El corazón de Bowring retumbaba en su interior.
—La gente no tenía otro tema de conversación. Fueses adonde fueses, todo el mundo hablaba de él. Hubo incluso un escritor a quien no conocía nadie que escribió una novela sobre esa historia y arrasó. Ya le digo, a mi mujer le encantó. Creo que hasta van a hacer una serie del libro.
—Y tú ¿qué sabes de él?
—Fue en.... ¿dónde fue? ¿En California? No, no. Boston. Eso es. Boston. Se me había olvidado ya. Sí. En Boston. Ese tío, Jacob Frost, apareció el año pasado con la cabeza decapitada de una chica. Lo detuvieron, pero lo absolvieron por falta de pruebas. Además, detuvieron a otro tipo que confesó que había estado trabajando para un grupo de locos del que, al parecer, ya no quedaba nadie vivo. Desvinculó al tal Jacob Frost y dijo que él no tenía nada que ver. ¿Cómo se llamaba esa secta?
—¿Lo absolvieron?
—Sí, por falta de pruebas. No tenían nada en realidad. Apareció con la cabeza, sí, ¿y qué? Fue lo que dijo el jurado, que eso no probaba nada. Tócate los...
—¿Estás seguro de todo eso?
—Y tanto, jefe. Ese tío está libre, se lo aseguro. Mi mujer flipó con el libro y no hablaba de otra cosa. Me lo recomendó, y allí lo tengo en la mesilla: El día que se perdió la cordura. Es un buen título, no lo voy a negar. A ver si un día lo leo.
De pronto en la cara de Leonard apareció una expresión de terror.
—Susan Atkins, joder. Lo acabo de recordar. Ella era una superviviente del otro tío. Al que cogieron y exculpó a Jacob Frost. Sí, joder. Era ella.

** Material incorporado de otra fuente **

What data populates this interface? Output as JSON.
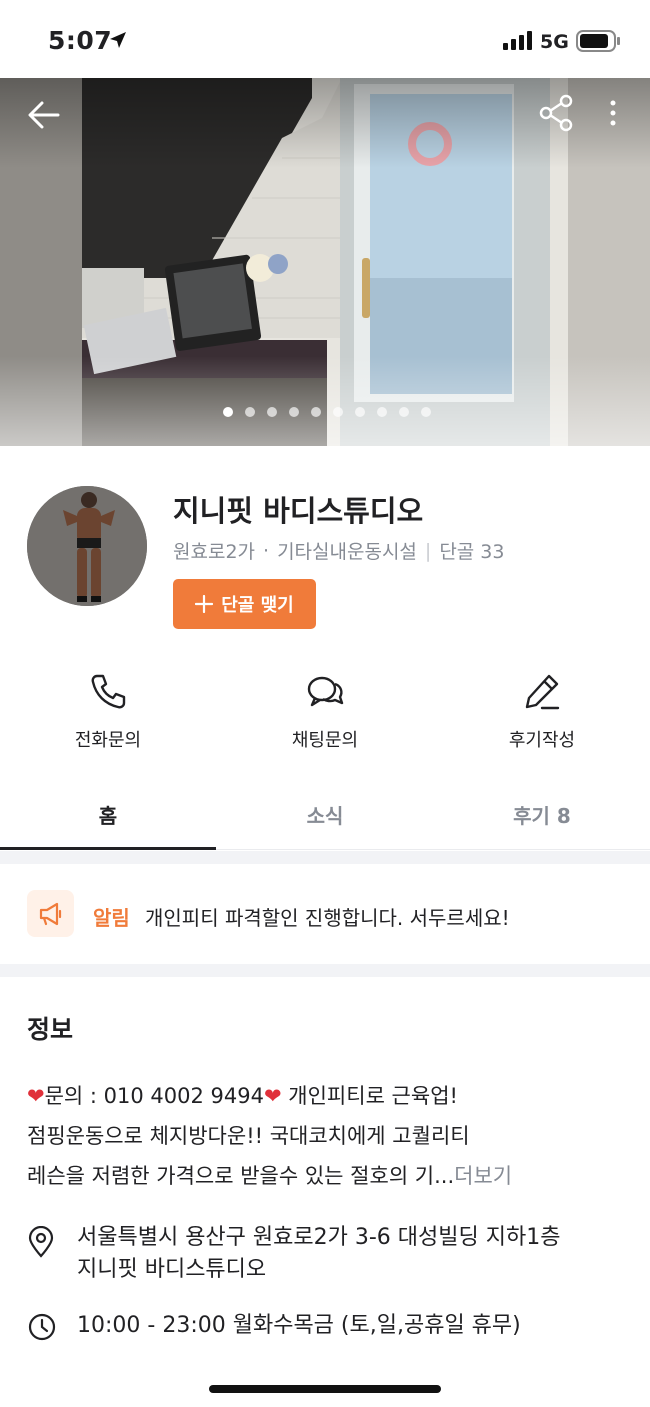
{
  "status_bar": {
    "time": "5:07",
    "network": "5G"
  },
  "hero": {
    "slide_count": 10,
    "active_slide": 1
  },
  "profile": {
    "name": "지니핏 바디스튜디오",
    "location": "원효로2가",
    "category": "기타실내운동시설",
    "regulars": "단골 33",
    "regular_button": "단골 맺기"
  },
  "actions": [
    {
      "label": "전화문의",
      "icon": "phone-icon"
    },
    {
      "label": "채팅문의",
      "icon": "chat-icon"
    },
    {
      "label": "후기작성",
      "icon": "pencil-icon"
    }
  ],
  "tabs": [
    {
      "label": "홈",
      "active": true
    },
    {
      "label": "소식",
      "active": false
    },
    {
      "label": "후기 8",
      "active": false
    }
  ],
  "notice": {
    "tag": "알림",
    "text": "개인피티 파격할인 진행합니다. 서두르세요!"
  },
  "info": {
    "title": "정보",
    "desc_line1": "문의 : 010 4002 9494",
    "desc_line1_after": " 개인피티로 근육업!",
    "desc_line2": "점핑운동으로 체지방다운!! 국대코치에게 고퀄리티",
    "desc_line3": "레슨을 저렴한 가격으로 받을수 있는 절호의 기...",
    "more_label": "더보기",
    "address_line1": "서울특별시 용산구 원효로2가 3-6 대성빌딩 지하1층",
    "address_line2": "지니핏 바디스튜디오",
    "hours": "10:00 - 23:00 월화수목금 (토,일,공휴일 휴무)"
  },
  "colors": {
    "accent": "#f07b3a",
    "muted": "#868b94",
    "text": "#212124"
  }
}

—Parece que el tal Jacob sí que tuvo algo que ver y ahora está atando cabos sueltos.
—¿Y si la chica, la exhibicionista, ha venido a avisarnos de que Jacob, al estar libre, continuará actuando?
Bowring se dirigió de nuevo a su mesa y cogió la otra captura de imagen. Volvió hacia Leonard con la fotografía y el puñado de CD.
—Ese tipo hizo el mismo recorrido que Katelyn, dos semanas después de que desapareciese.
—¿Qué dice, jefe?
—Esta foto —dijo mostrándole la captura del momento en el que Jacob aparecía en el cruce— es de una grabación de uno de los sitios donde se vio a Katelyn por última vez. Esta otra —le enseñó la que mostraba a Jacob frente al cajero— está tomada a menos de doscientos metros de la casa de Katelyn.
—¿Es eso cierto?
—¿Ves todos estos CD? Son grabaciones del último recorrido de Katelyn de la universidad a casa. Estoy seguro de que ese tipo aparecerá en todas ellas.
Leonard miró los discos desconcertado.
—Eso es increíble, jefe —dijo—. ¿Y ahora qué?
—Ahora hay que encontrar a Jacob Frost —respondió el inspector.
Bowring estaba eufórico. Sintió que estaba más cerca que nunca de resolver la desaparición de Katelyn. Jamás un caso se había enquistado tanto en su alma, y al ver que se acercaba al final, al ver que podía incluso aliviar algo su corazón y hacer justicia, recuperó la vitalidad y la pasión de cuando era estudiante de Criminología.
Se dirigió al ascensor con pasos rápidos. Leonard volvió a agarrar el pomo de la puerta y tiró de él.
—¡Prométamelo, jefe! —gritó Leonard desde la puerta.
—¿Prometerte el qué? —respondió Bowring mientras pulsaba el botón del ascensor.
—Que tendrá cuidado.
—¿Vienes conmigo? —Se giró hacia Leonard y lo miró desde la distancia. Ya sabía la respuesta.
—No puedo, jefe. Sabe que no puedo. Mi mujer...
Bowring observó la cara de Leonard. Estaba preocupado de verdad.
—Vete, Leonard. Es tarde. Mañana te cuento cualquier avance.
—Gracias, jefe.
Bowring asintió y se metió en el ascensor, que acababa de abrir las puertas tras él. Pulsó el botón del sótano –1 y, un instante después, las puertas se cerraban mientras Leonard lo miraba a lo lejos.